L’Evolution des services de renseignement francais selon le General Pichot-Duclos (1993)

La recherche de « Cette Sacrée Vérité » ne saurait exclure l’actualité et encore moins l’avenir. Ce titre se propose donc d’accueillir et de réunir les contributions traitant de nos préoccupations.Après la description de l’organisation et des moyens de notre renseignement, je voudrais maintenant dans une dernière partie, vous exposer les tendances qui se dessinent et les problèmes qui restent à résoudre.

Tendances et problèmes actuels

La nécessaire réforme du Renseignement s’inscrit dans le bouleversement des données stratégiques de ces dernières années.

Avec la fin du Pacte de Varsovie qui mobilisait toutes nos forces nous devions revoir tout notre système de défense puisque l’adversaire est désormais partout et nulle part et la menace multiforme. Il faut donc repenser le dispositif et redéployer les moyens dans un contexte d’intervention tous azimuts et de technologie galopante sans oublier que l’homme reste la donnée essentielle du combat. Exemples de cette apparente contradiction :

A deux ans d’intervalle, la guerre du Golfe a montré ce que pourrait être la guerre de l’espace (puisqu’un Patriote interceptait un Scud sur signal donné par un satellite alerté par le dégagement thermique du départ du coup), ceci tandis que la guerre des Balkans nous démontre chaque jour qu’un SNIPER peut paralyser l’O.N.U. Et puis, avons-nous déjà oublié que personne — sauf le Colonel Garder dont je salue ici la mémoire et la perspicacité prémonitoire — n’avait prévu l’effondrement proche de l’Empire Soviétique, ni percé les intentions réelles de Saddam Hussein?

Le Renseignement de demain dépend donc à la fois des ressources financières qui lui donneront les moyens techniques indispensables et de la qualité des hommes qui les serviront : il s’agit ici de l’homme de bon sens et de l’homme-ingénieur unis pour utiliser intelligemment les fantastiques possibilités de la technique. Telle est donc la première tendance lourde de l’époque.

La seconde tendance concerne la maîtrise de l’information elle-même dont l’abondance provoque la submersion des mémoires et la manipulation provoque la subversion des systèmes de référence. Ce n’est pas par hasard que les Britanniques, comme avant eux les Chinois, ont toujours associé la fonction « influence » à la fonction « Intelligence » « Renseignement ». Aujourd’hui, ce n’est plus seulement nécessaire, c’est indispensable à toute puissance qui veut survivre et pour ce faire doit maîtriser l’information, source du Renseignement.
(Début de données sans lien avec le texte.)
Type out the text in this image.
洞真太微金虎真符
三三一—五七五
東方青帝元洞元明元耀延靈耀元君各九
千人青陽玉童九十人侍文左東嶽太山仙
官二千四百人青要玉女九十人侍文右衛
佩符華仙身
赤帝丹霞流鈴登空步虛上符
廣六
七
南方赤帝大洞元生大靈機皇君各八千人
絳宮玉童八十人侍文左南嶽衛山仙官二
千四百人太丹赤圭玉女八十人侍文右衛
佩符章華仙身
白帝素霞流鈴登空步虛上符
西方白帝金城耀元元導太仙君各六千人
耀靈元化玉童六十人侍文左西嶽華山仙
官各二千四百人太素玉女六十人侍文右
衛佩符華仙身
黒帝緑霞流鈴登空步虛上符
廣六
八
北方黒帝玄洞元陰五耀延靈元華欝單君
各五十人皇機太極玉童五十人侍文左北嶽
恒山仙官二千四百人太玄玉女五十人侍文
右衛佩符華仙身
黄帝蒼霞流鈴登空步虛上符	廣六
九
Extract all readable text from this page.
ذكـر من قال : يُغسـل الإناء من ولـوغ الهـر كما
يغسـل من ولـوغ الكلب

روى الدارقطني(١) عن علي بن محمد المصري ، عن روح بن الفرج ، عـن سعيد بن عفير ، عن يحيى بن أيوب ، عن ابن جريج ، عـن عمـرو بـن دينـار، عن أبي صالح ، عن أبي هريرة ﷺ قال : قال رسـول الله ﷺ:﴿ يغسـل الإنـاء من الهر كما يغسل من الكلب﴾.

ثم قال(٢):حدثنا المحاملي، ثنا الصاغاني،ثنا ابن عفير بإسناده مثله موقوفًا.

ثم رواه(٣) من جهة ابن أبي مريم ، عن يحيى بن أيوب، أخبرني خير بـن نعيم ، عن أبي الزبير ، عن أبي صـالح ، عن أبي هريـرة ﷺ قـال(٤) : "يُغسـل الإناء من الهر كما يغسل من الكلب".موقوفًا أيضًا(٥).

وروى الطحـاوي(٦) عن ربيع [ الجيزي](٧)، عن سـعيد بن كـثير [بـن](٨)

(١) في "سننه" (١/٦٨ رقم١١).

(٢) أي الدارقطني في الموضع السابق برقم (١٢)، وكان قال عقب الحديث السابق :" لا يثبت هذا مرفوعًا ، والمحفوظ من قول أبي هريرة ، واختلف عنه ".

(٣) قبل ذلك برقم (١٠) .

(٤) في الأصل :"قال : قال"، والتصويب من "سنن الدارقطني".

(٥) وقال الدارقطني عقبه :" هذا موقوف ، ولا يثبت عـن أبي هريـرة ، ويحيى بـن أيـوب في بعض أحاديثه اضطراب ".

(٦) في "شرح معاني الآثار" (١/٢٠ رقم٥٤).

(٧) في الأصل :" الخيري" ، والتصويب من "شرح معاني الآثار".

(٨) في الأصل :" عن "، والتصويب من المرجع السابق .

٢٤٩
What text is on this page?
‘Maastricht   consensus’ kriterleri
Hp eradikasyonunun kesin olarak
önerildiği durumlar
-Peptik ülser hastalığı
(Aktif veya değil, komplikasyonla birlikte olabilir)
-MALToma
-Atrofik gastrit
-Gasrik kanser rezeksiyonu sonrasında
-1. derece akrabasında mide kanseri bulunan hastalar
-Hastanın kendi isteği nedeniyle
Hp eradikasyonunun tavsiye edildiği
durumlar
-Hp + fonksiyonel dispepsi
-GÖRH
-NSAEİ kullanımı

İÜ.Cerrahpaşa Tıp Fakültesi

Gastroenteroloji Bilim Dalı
Quant aux problèmes qui demeurent, ils sont chez nous d’ordre essentiellement culturel :

— Nous nous disons cartésiens mais quel décideur civil ou miliaire accepte de subordonner ses intuitions — nécessairement géniales — aux humbles exercices de l’esprit que sont l’analyse minutieuse, la comparaison difficile, les choix déchirants et la synthèse pragmatique?

Pour balayer devant notre porte, quel chef accepte de faire sienne la vieille formule du Général Bradley, génial organisateur du débarquement et qui disait « Mon deuxième bureau me dit ce que je dois faire, mon quatrième bureau me dit ce que je peux faire et moi je dis à mon troisième bureau ce que je veux faire. » Nous sommes cartésiens, soit, soyons aussi bradlésiens.

— Nous sommes aussi un peuple bavard mais nous ignorons trop souvent les langues étrangères. Un effort serait bienvenu, en particulier en arabe et en turc.

— Nous sommes un peuple de soldats, mais nous négligeons de méditer nos échecs et préférons célébrer de glorieuses défaites plutôt que de réfléchir à leurs causes et nous dire « plus jamais cela » en en conservant les enseignements.

Nous pourrions donc imaginer une fonction nouvelle qui serait celle de l’historien de la structure ou de l’Etat-major, que son rang comme sa compétence affranchirait des pesanteurs de la hiérarchie afin qu’il puisse dire : Cette solution ou cette absence de décision a déjà entraîné tel désastre…

Mais je rêve peut-être devant vous.

— Nous sommes un peuple prompt à la division : le Renseignement a besoin d’unité et de coordination. Ce problème n’est actuellement pas réglé dans le contexte politique.

— Il faudrait enfin que les décideurs, surtout les politiques, comprennent que la fonction du Renseignement est noble et que ses serviteurs ne sont les ennemis de personne, qu’ils sont seulement les humbles amis de la Vérité et qu’il faut leur donner les moyens de la faire jaillir.

C’est à ce prix qu’à la prochaine guerre du Golfe ou d’ailleurs, nous ne dépendrons plus du Renseignement des autres, fussent-ils nos alliés.